What is neuropsychological testing? 

A neuropsychological evaluation assesses cognition and behavior by the administration of formal tests that identifies an individual's cognitive strengths and weaknesses. Neuropsychological evaluations typically assess the following areas of functioning:
  • orientation
  • intellectual abilities and academic achievement
  • attention
  • learning and memory
  • language
  • executive functions (e.g., abstract reasoning, problem solving)
  • motor and sensory abilities 
  • visuospatial abilities
  • personality/emotional functioning


What is the purpose of a neuropsychological evaluation? Who needs one?

Neuropsychological testing is carried out for a number of different reasons.
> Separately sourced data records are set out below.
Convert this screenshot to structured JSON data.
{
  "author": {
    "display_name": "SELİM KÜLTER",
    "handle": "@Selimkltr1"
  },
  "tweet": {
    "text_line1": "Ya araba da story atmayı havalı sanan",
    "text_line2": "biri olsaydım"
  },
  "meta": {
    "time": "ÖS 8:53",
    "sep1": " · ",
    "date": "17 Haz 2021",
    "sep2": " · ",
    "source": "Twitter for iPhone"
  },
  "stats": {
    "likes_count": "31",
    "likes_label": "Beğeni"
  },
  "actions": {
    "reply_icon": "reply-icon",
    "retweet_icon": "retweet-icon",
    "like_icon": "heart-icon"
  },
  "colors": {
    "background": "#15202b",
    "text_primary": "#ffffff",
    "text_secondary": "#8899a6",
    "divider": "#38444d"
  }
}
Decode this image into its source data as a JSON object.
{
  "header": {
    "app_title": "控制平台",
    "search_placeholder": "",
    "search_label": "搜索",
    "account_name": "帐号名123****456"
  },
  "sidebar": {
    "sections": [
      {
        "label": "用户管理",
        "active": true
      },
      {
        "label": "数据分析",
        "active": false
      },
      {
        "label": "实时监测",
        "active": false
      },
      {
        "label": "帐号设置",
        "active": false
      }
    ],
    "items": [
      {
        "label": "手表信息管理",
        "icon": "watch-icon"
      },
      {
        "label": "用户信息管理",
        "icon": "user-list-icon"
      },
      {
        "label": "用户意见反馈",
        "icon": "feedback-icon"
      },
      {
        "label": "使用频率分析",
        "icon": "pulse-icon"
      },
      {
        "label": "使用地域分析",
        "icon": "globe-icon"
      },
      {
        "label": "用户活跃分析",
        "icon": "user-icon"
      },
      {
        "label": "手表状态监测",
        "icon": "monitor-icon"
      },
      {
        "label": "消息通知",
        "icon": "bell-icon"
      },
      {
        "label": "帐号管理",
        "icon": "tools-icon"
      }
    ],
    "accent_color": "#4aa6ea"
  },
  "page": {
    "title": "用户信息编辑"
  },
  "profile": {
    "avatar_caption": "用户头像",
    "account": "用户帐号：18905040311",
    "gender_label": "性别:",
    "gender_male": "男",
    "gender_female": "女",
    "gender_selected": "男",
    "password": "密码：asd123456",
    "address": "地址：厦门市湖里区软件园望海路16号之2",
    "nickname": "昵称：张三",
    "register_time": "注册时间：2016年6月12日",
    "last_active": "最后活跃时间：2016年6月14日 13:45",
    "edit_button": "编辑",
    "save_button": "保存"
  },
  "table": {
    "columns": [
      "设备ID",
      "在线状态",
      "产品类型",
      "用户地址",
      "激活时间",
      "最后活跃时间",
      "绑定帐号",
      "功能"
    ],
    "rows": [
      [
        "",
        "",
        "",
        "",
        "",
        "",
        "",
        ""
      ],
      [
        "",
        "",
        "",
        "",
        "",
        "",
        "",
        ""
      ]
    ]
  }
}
An evaluation is often completed to examine the effects of a brain injury or neurological conditions such as a stroke, seizure disorder, dementia, or Parkinson's disease. A comprehensive neuropsychological evaluation can assist in diagnosis, aid in treatment recommendations for use in a medical or rehabilitation environment, and assist with decision making regarding an individual's ability to return to work, fitness to drive, disability, testing accommodations, and forensics. 
 
  
What is involved in a neuropsychological evaluation?
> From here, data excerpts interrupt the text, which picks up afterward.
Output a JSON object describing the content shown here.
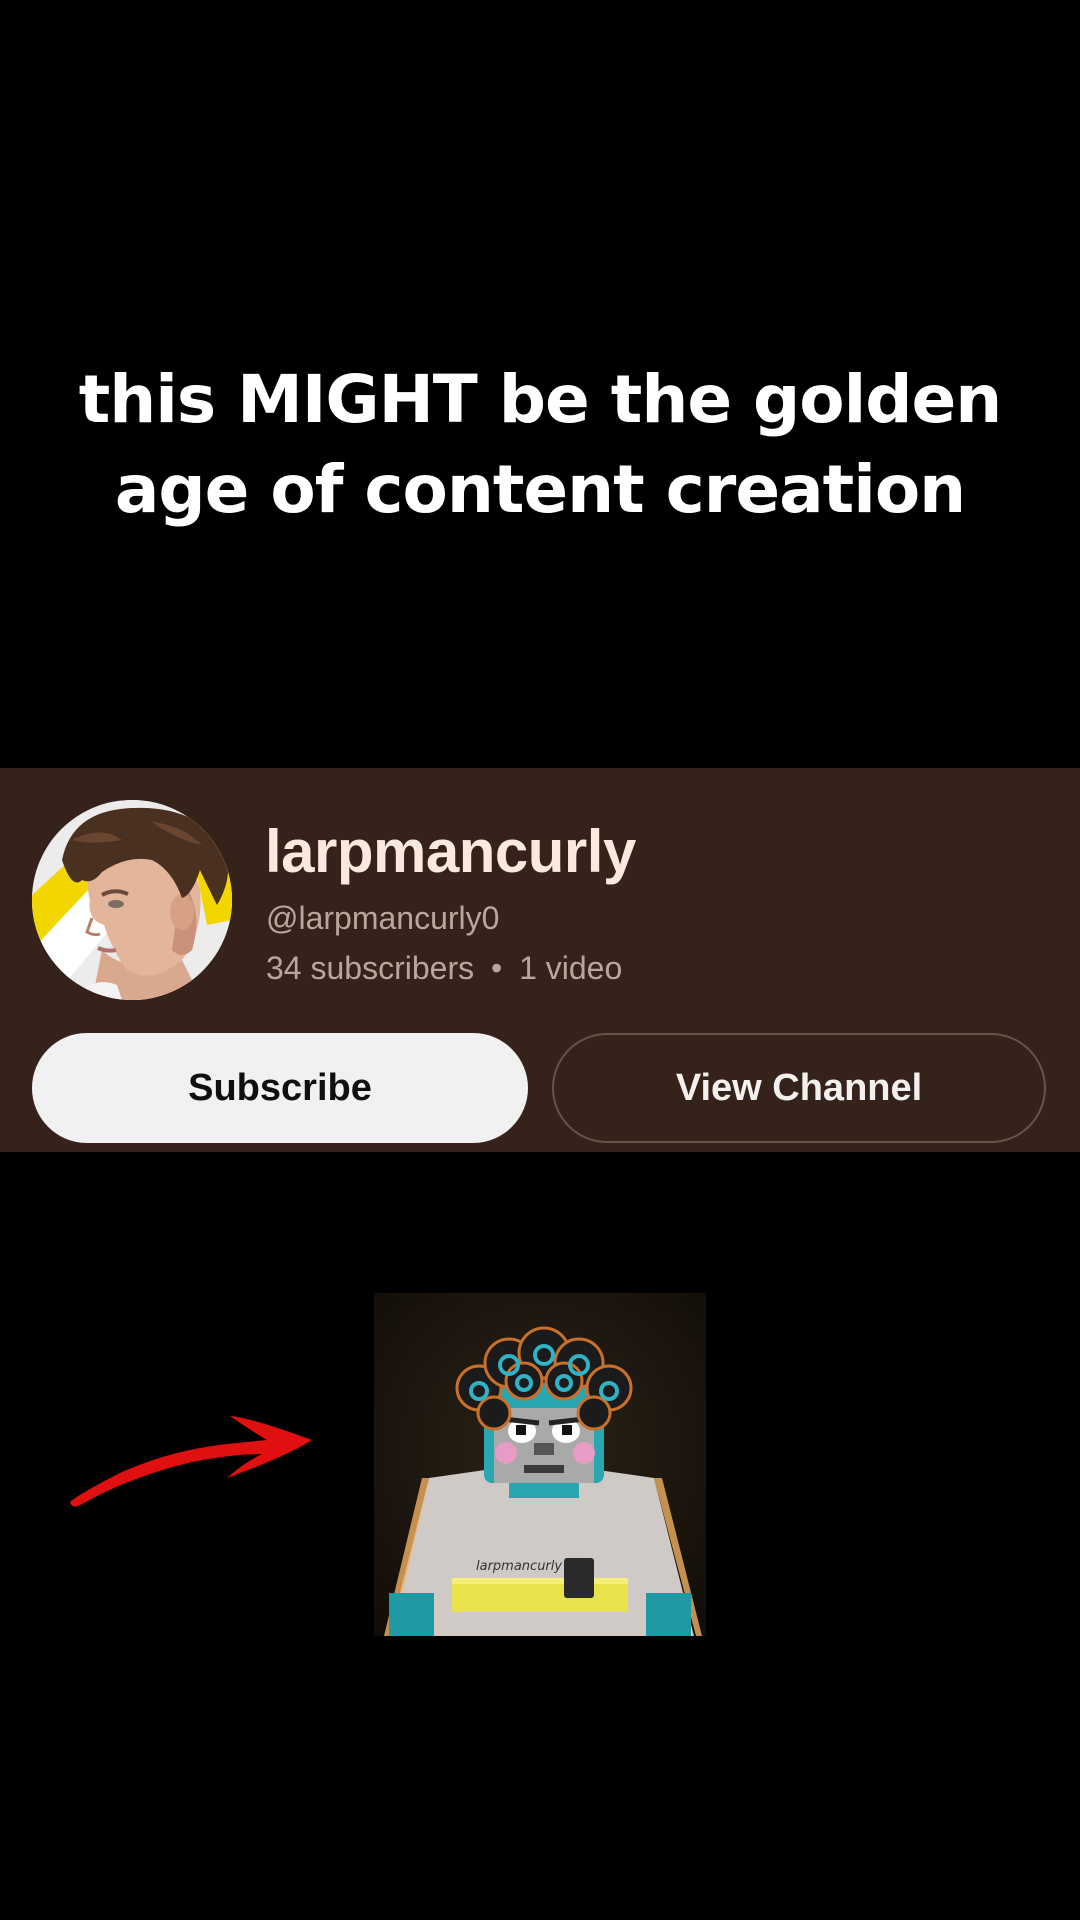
{
  "caption": {
    "line1": "this MIGHT be the golden",
    "line2": "age of content creation"
  },
  "channel": {
    "name": "larpmancurly",
    "handle": "@larpmancurly0",
    "subscribers": "34 subscribers",
    "separator": "•",
    "videos": "1 video",
    "subscribe_label": "Subscribe",
    "view_channel_label": "View Channel"
  },
  "thumbnail": {
    "shirt_text": "larpmancurly"
  },
  "colors": {
    "background": "#000000",
    "card": "#35221a",
    "name": "#fbe9df",
    "meta": "#b9a69c",
    "subscribe_bg": "#f1f1f1",
    "arrow": "#e01010"
  }
}
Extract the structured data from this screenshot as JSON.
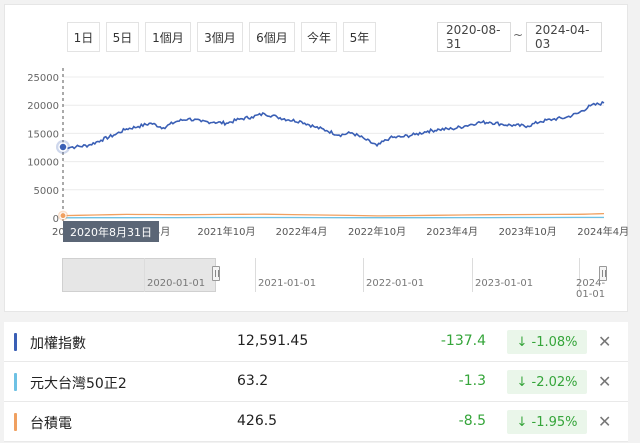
{
  "range_buttons": [
    "1日",
    "5日",
    "1個月",
    "3個月",
    "6個月",
    "今年",
    "5年"
  ],
  "date_range": {
    "start": "2020-08-31",
    "separator": "~",
    "end": "2024-04-03"
  },
  "tooltip_date": "2020年8月31日",
  "colors": {
    "taiex": "#3a5fb5",
    "etf50": "#6ec1e4",
    "tsmc": "#f0a060",
    "down": "#35a53a"
  },
  "chart_data": {
    "type": "line",
    "title": "",
    "ylim": [
      0,
      25000
    ],
    "y_ticks": [
      "25000",
      "20000",
      "15000",
      "10000",
      "5000",
      "0"
    ],
    "x_tick_labels": [
      "20",
      "21年4月",
      "2021年10月",
      "2022年4月",
      "2022年10月",
      "2023年4月",
      "2023年10月",
      "2024年4月"
    ],
    "series": [
      {
        "name": "加權指數",
        "color": "#3a5fb5",
        "points": [
          [
            "2020-08-31",
            12591
          ],
          [
            "2020-10-01",
            12600
          ],
          [
            "2020-11-01",
            12900
          ],
          [
            "2020-12-01",
            13800
          ],
          [
            "2021-01-01",
            14700
          ],
          [
            "2021-02-01",
            15800
          ],
          [
            "2021-03-01",
            16200
          ],
          [
            "2021-04-01",
            16800
          ],
          [
            "2021-05-01",
            16000
          ],
          [
            "2021-06-01",
            17100
          ],
          [
            "2021-07-01",
            17600
          ],
          [
            "2021-08-01",
            17100
          ],
          [
            "2021-09-01",
            17000
          ],
          [
            "2021-10-01",
            16800
          ],
          [
            "2021-11-01",
            17500
          ],
          [
            "2021-12-01",
            17900
          ],
          [
            "2022-01-01",
            18500
          ],
          [
            "2022-02-01",
            17900
          ],
          [
            "2022-03-01",
            17400
          ],
          [
            "2022-04-01",
            17100
          ],
          [
            "2022-05-01",
            16200
          ],
          [
            "2022-06-01",
            15500
          ],
          [
            "2022-07-01",
            14700
          ],
          [
            "2022-08-01",
            15100
          ],
          [
            "2022-09-01",
            14000
          ],
          [
            "2022-10-01",
            12800
          ],
          [
            "2022-11-01",
            14200
          ],
          [
            "2022-12-01",
            14400
          ],
          [
            "2023-01-01",
            14800
          ],
          [
            "2023-02-01",
            15400
          ],
          [
            "2023-03-01",
            15700
          ],
          [
            "2023-04-01",
            15800
          ],
          [
            "2023-05-01",
            16300
          ],
          [
            "2023-06-01",
            16900
          ],
          [
            "2023-07-01",
            17000
          ],
          [
            "2023-08-01",
            16600
          ],
          [
            "2023-09-01",
            16400
          ],
          [
            "2023-10-01",
            16300
          ],
          [
            "2023-11-01",
            17100
          ],
          [
            "2023-12-01",
            17500
          ],
          [
            "2024-01-01",
            17800
          ],
          [
            "2024-02-01",
            18600
          ],
          [
            "2024-03-01",
            19900
          ],
          [
            "2024-04-03",
            20400
          ]
        ]
      },
      {
        "name": "元大台灣50正2",
        "color": "#6ec1e4",
        "points": [
          [
            "2020-08-31",
            40
          ],
          [
            "2021-06-01",
            75
          ],
          [
            "2022-01-01",
            95
          ],
          [
            "2022-10-01",
            45
          ],
          [
            "2023-07-01",
            70
          ],
          [
            "2024-04-03",
            110
          ]
        ]
      },
      {
        "name": "台積電",
        "color": "#f0a060",
        "points": [
          [
            "2020-08-31",
            426
          ],
          [
            "2021-02-01",
            640
          ],
          [
            "2021-06-01",
            590
          ],
          [
            "2022-01-01",
            670
          ],
          [
            "2022-10-01",
            380
          ],
          [
            "2023-07-01",
            580
          ],
          [
            "2024-02-01",
            650
          ],
          [
            "2024-04-03",
            780
          ]
        ]
      }
    ]
  },
  "navigator_ticks": [
    "2020-01-01",
    "2021-01-01",
    "2022-01-01",
    "2023-01-01",
    "2024-01-01"
  ],
  "rows": [
    {
      "name": "加權指數",
      "price": "12,591.45",
      "change": "-137.4",
      "percent": "↓ -1.08%",
      "color": "#3a5fb5",
      "close": "✕"
    },
    {
      "name": "元大台灣50正2",
      "price": "63.2",
      "change": "-1.3",
      "percent": "↓ -2.02%",
      "color": "#6ec1e4",
      "close": "✕"
    },
    {
      "name": "台積電",
      "price": "426.5",
      "change": "-8.5",
      "percent": "↓ -1.95%",
      "color": "#f0a060",
      "close": "✕"
    }
  ]
}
A neuropsychological evaluation consists of a comprehensive clinical interview to gather relevant background history followed by testing. Tests are non-invasive and may be given on a computer, orally, or through the use of paper and pencil. The length of time to complete testing varies based on referral question and person's age, but typically last three to six hours. Make sure you sleep well the night before testing. If you use hearing aids or wear glasses, make sure to bring them to your appointment. After the evaluation, I write a report that includes background information, results of the evaluation, and recommendations that will lead to the next steps of treatment planning. Feedback is provided whenever possible.
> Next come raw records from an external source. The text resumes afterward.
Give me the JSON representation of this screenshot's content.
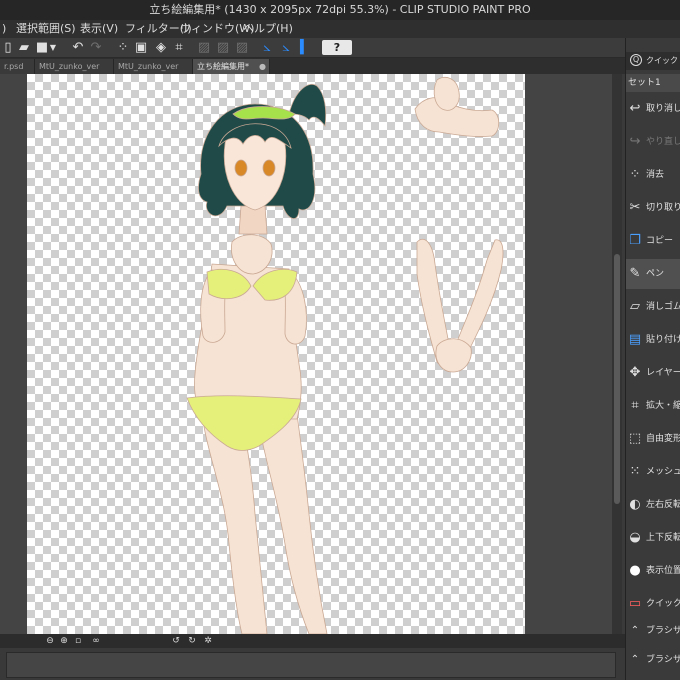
{
  "window": {
    "title": "立ち絵編集用* (1430 x 2095px 72dpi 55.3%) - CLIP STUDIO PAINT PRO"
  },
  "menu": [
    "選択範囲(S)",
    "表示(V)",
    "フィルター(I)",
    "ウィンドウ(W)",
    "ヘルプ(H)"
  ],
  "toolbar": {
    "help_label": "?"
  },
  "tabs": [
    {
      "label": "r.psd",
      "active": false
    },
    {
      "label": "MtU_zunko_ver",
      "active": false
    },
    {
      "label": "MtU_zunko_ver",
      "active": false
    },
    {
      "label": "立ち絵編集用*",
      "active": true
    }
  ],
  "quick_access": {
    "header": "クイック",
    "set_name": "セット1",
    "items": [
      {
        "label": "取り消し",
        "icon": "undo-icon",
        "enabled": true
      },
      {
        "label": "やり直し",
        "icon": "redo-icon",
        "enabled": false
      },
      {
        "label": "消去",
        "icon": "clear-icon",
        "enabled": true
      },
      {
        "label": "切り取り",
        "icon": "scissors-icon",
        "enabled": true
      },
      {
        "label": "コピー",
        "icon": "copy-icon",
        "enabled": true
      },
      {
        "label": "ペン",
        "icon": "pen-icon",
        "enabled": true
      },
      {
        "label": "消しゴム",
        "icon": "eraser-icon",
        "enabled": true
      },
      {
        "label": "貼り付け",
        "icon": "paste-icon",
        "enabled": true
      },
      {
        "label": "レイヤー移",
        "icon": "layer-move-icon",
        "enabled": true
      },
      {
        "label": "拡大・縮",
        "icon": "scale-icon",
        "enabled": true
      },
      {
        "label": "自由変形",
        "icon": "free-transform-icon",
        "enabled": true
      },
      {
        "label": "メッシュ変",
        "icon": "mesh-transform-icon",
        "enabled": true
      },
      {
        "label": "左右反転",
        "icon": "flip-horizontal-icon",
        "enabled": true
      },
      {
        "label": "上下反転",
        "icon": "flip-vertical-icon",
        "enabled": true
      },
      {
        "label": "表示位置",
        "icon": "reset-view-icon",
        "enabled": true
      },
      {
        "label": "クイックマス",
        "icon": "quick-mask-icon",
        "enabled": true
      },
      {
        "label": "ブラシサイ",
        "icon": "brush-size-up-icon",
        "enabled": true
      },
      {
        "label": "ブラシサイ",
        "icon": "brush-size-down-icon",
        "enabled": true
      }
    ]
  },
  "colors": {
    "accent": "#2b8cff",
    "bg": "#3a3a3a",
    "hair": "#1f4a48",
    "skin": "#f7e3d3",
    "headband": "#a6e04a",
    "bikini": "#e4f07a"
  }
}
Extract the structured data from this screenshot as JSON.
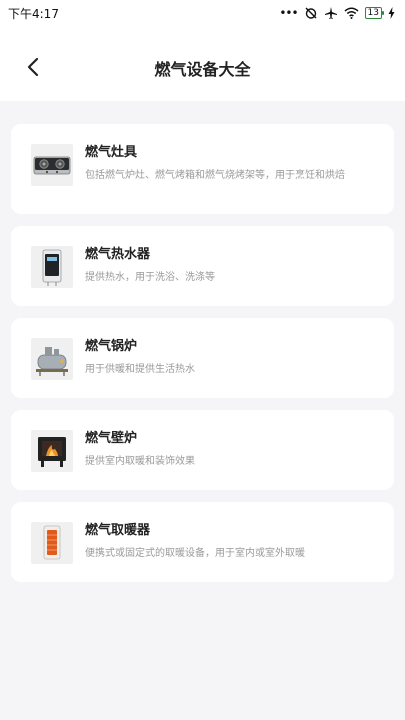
{
  "status_bar": {
    "time": "下午4:17",
    "dots": "•••",
    "battery": "13"
  },
  "header": {
    "title": "燃气设备大全"
  },
  "items": [
    {
      "title": "燃气灶具",
      "desc": "包括燃气炉灶、燃气烤箱和燃气烧烤架等，用于烹饪和烘焙"
    },
    {
      "title": "燃气热水器",
      "desc": "提供热水，用于洗浴、洗涤等"
    },
    {
      "title": "燃气锅炉",
      "desc": "用于供暖和提供生活热水"
    },
    {
      "title": "燃气壁炉",
      "desc": "提供室内取暖和装饰效果"
    },
    {
      "title": "燃气取暖器",
      "desc": "便携式或固定式的取暖设备，用于室内或室外取暖"
    }
  ]
}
Does what we talk about in an evaluation remain confidential?
 
Confidentiality is one of the most important components between a patient and psychotherapist. A successful evaluation requires a high degree of trust with highly sensitive subject matter that is usually not discussed anywhere but the therapist's office.  Every therapist should provide a written copy of their confidential disclosure agreement. As most referrals for a neuropsychological evaluation come from physicians, it is important to share information obtained in the evaluation with your medical team. However, by law your therapist cannot release this information without obtaining your written permission. Confidentiality is typically waived in forensic cases, which is discussed at length prior to beginning the evaluation. 
 
However, state law and professional ethics require therapists to maintain confidentiality except for the following situations:
 
* Suspected past or present abuse or neglect of children, adults, and elders to the authorities, including Child Protection and law enforcement, based on information provided by the client or collateral sources.
 
* If the therapist has reason to suspect the client is seriously in danger of harming him/herself or has threated to harm another person.